The teacher hasn't uploaded a solution for this question yet.
For a single die roll, the sample space is $S = \{1, 2, 3, 4, 5, 6\}$. The total number of outcomes is $n(S) = 6$. The probability of any single outcome is $1/6$.
We use the formula $P(E|F) = \frac{P(E \cap F)}{P(F)}$. Given $A=\{1,2,5\}$ and $C=\{2,3,4,5\}$, the intersection $A \cap C = \{2, 5\}$. Thus, $n(A \cap C) = 2$.
$$P(A|C) = \frac{n(A \cap C)}{n(C)} = \frac{2}{4} = \frac{1}{2}$$
$$P(C|A) = \frac{n(C \cap A)}{n(A)} = \frac{2}{3}$$
First, find $A \cap B = \{5\}$ and $A \cup B = \{1, 2, 3, 5\}$.
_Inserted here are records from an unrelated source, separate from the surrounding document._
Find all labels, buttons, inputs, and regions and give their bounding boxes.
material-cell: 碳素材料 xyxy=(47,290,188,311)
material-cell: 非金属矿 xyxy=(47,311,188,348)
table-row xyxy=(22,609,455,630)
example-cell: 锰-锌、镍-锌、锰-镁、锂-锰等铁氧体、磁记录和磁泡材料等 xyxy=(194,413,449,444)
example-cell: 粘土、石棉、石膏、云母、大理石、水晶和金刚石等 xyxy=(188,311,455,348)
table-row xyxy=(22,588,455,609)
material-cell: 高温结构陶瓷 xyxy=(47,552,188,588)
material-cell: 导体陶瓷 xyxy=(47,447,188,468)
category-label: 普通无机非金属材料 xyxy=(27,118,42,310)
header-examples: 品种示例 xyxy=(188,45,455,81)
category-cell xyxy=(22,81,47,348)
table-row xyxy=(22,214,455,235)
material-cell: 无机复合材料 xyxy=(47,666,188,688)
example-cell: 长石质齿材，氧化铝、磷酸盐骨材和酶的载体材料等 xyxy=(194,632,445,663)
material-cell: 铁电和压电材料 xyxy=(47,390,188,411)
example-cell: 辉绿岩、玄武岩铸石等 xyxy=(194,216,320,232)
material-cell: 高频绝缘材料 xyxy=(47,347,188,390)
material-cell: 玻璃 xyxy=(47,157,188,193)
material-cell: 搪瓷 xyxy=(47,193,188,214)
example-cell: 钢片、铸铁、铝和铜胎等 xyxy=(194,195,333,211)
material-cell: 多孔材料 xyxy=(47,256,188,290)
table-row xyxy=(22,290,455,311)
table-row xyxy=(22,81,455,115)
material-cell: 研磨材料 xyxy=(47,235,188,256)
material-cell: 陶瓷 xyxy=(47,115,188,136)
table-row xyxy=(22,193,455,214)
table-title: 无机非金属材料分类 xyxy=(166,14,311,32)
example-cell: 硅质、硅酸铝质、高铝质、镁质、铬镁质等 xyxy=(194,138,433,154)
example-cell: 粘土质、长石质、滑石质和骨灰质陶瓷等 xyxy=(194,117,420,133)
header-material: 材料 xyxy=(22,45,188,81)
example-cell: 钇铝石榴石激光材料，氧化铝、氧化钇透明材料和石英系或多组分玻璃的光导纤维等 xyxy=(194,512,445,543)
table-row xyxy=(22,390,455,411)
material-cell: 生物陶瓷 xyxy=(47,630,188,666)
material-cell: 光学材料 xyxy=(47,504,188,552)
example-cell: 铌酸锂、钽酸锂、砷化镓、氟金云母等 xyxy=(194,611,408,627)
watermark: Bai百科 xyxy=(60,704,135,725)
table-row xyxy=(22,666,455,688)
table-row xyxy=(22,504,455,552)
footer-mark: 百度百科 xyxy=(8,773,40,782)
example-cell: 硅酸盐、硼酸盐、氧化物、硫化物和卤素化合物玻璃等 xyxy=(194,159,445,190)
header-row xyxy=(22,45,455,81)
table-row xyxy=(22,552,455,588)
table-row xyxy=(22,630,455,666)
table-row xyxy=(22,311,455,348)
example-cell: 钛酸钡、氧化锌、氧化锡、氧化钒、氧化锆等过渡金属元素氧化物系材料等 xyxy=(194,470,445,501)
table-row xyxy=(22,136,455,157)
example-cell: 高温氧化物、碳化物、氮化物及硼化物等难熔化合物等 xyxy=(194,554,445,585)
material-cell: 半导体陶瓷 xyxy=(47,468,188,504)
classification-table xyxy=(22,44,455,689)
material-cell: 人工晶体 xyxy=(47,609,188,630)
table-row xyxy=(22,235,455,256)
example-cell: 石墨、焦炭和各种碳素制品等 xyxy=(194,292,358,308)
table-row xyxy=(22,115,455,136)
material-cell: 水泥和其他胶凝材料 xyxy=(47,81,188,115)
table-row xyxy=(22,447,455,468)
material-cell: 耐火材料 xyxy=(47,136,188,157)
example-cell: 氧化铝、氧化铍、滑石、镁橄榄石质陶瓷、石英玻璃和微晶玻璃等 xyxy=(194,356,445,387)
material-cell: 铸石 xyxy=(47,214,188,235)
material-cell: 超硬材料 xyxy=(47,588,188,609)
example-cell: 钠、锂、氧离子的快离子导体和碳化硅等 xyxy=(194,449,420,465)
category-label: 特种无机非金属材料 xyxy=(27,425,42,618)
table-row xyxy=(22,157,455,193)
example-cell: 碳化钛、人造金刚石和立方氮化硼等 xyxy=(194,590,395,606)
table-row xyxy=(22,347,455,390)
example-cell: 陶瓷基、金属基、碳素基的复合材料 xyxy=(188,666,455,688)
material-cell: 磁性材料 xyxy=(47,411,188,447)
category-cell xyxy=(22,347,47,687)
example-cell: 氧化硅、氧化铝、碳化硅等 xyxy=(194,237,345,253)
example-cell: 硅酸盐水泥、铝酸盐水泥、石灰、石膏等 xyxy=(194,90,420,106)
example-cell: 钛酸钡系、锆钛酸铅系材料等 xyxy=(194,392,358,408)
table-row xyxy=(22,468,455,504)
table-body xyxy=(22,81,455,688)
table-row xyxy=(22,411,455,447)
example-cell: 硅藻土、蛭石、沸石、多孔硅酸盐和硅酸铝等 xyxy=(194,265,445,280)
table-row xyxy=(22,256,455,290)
For $P(A \cap B | C)$: The intersection $(A \cap B) \cap C = \{5\}$. Thus, $n((A \cap B) \cap C) = 1$.
$$P(A \cap B | C) = \frac{1}{4}$$
For $P(A \cup B | C)$: The intersection $(A \cup B) \cap C = \{2, 3, 5\}$. Thus, $n((A \cup B) \cap C) = 3$.
$$P(A \cup B | C) = \frac{3}{4}$$
Final Answer: (i) P(A|C)=1/2, P(C|A)=2/3; (ii) P(A∩B|C)=1/4, P(A∪B|C)=3/4
AI generated content. Review strictly for academic accuracy.